The objective of this project is to put together some of the topics we learned this semester to work on real-world problems.
The data management part aims to create an analytic data set that has enough information for the exploratory data analysis (EDA) to be discussed next week. The specific information and variables to be integrated into the final data set will be detailed in the subsequent sections.
Part I: Data Integration - Using Either R or SAS
2. Data Sources
The involved data sets can be found in the following.
The information to be included in the analytic data set is outlined in the following.
Presidential Election Data: The following information should be kept in the final data set
only use the 2020 election data
only keep the data for the two major parties: Democrats and Republicans
aggregate the total votes and keep the winning party in the data
county FIPS code, State name, county name, total votes received in the winning party, and the name of the party
Unemployment Data: The following information should be kept in the data
Only keep the unemployment date in the year 2020 or the most recent year if the 2020 employment rate is unavailable
County FIPS code
Unemployment rate
Poverty Data: The following information should be kept in the data
Keep only 2019 poverty rate [the variable name in the data set: PCTPOVALL_2019]
County FIPS code
Education Data: The following information should be kept in the data
only keep the percentage of education levels between 2015 and 2019.
Education levels
less than a high school diploma
high school diploma
completed some college (1-3 years)
completed four years of college
County FIPS code
After finishing managing the above relational data sets, combine them to create a single data set in which each county has only one record.
4. Some Suggestions on Coding Conventions
The following are some suggestions on best practices in coding projects with multiple tasks.
Formatting: A good programmer should write code in ways that make review as easy to read as possible.
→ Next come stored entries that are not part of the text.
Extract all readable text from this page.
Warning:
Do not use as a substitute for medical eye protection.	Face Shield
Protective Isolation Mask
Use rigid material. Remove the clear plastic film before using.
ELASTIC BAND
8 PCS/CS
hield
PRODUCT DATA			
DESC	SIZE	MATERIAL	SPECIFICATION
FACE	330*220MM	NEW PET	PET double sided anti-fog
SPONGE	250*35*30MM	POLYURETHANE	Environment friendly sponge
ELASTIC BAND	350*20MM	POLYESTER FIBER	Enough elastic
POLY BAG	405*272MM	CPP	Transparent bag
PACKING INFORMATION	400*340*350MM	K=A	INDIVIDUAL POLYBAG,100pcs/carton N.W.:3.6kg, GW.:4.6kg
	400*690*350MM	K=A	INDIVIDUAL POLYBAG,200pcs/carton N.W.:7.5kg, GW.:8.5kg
Good formatting of the code is essential.
Putting multiple statements on one line hurts readability
Putting each variable on its own line when having multiple variables
Indentation. When using SAS, all the statements in each DATA step or PROC step should be indented except for the first and last one
Commenting: Commenting makes the code more readable and understandable. It should be used in your code appropriately. The following are a few occasions a comment should be used.
A program header containing a list of information about the program
When making a change to the code, commenting should be made appropriately
When a code line or code block involves your smart idea that is not obvious to others, you need a comment on it.
Naming Conventions: Using the naming conventions in your code.
Dataset names should describe what is in the dataset (i.e., the name should be descriptive).
The key to choosing variable names is clarity.
Part II: EDA and Visualization - Using R Only
5. EDA and Statistical Graphics
As an integral part of exploratory data analysis, statistical graphics make it easier to identify patterns, trends, outliers, etc. from a data set. The primary goal of EDA is to detect (hidden) patterns in the data. I will not ask you to perform specific EDA. However, I would like to see the three basic techniques in your analysis report.
Distributional information of single variable and relevant visual representation
Describe the relationship between two variables
Pairwise comparisons
Please keep in mind that the characterization of categorical and continuous variables uses different approaches. When assessing the relationship between two variables, you must consider whether they are continuous, categorical, or a mixture of both.
5. Comments on Visual Representation
First of all, visual representation includes both tables and graphics. Please follow the best practice of visual representation to include the required components of tables and figures that are listed below.
Table Representation
Table caption
Table header
Figure Representation
Title
Labels of both axes
Figure captions
Legends
Annotations if needed
In addition, each table and figure must be interpreted briefly based on the observed patterns.
6. Project Reporting - Using RMarkdown
Your project report is the formal description of your project. The format should be similar to statistical journal articles. The report should be about 10 pages in length (excluding code) and contain the following components.
Problem Statement and Background
Give a clear and complete statement of the problem(s) you plan to address. Where does the data come from, and what are its characteristics?
Include background material as appropriate: who cares about problems and what impacts the questions have
Objectives of data integration
Software programs to be used in the projects and the reason you use it
Data Integration
Write narrative paragraphs to describe the process of data integration (refer to the specified steps)
Use sections and subsections with descriptive headings to organize your work
Describe the final aggregated data set: size, variable lists, variable types
Describe the steps of data inspection for anomalies
Exploratory Data Analysis
You may perform various analyses, but only report practically meaningful results
Each subsection focuses on one analysis with visual representations whenever relevant
Each analysis should be accompanied by narrative paragraphs to describe the patterns you observed from the visual representations.
Results and Discussions
Give a detailed summary of the results of your work. Here is also where you make some inferential statements based on your statistical knowledge and formulate new research questions or update/modify your initial questions based on the uncovered new patterns.
Include only important outputs (figures and tables) that support your arguments in the report. Please do not simply copy or screenshot visuals from any output and paste them into the report. The table and figures should be directly generated from the software program you used in the EDA.
Interpret each of the tables and figures that you included in the report.
Please use visualizations whenever possible. You are particularly encouraged to use interactive graphics in your report.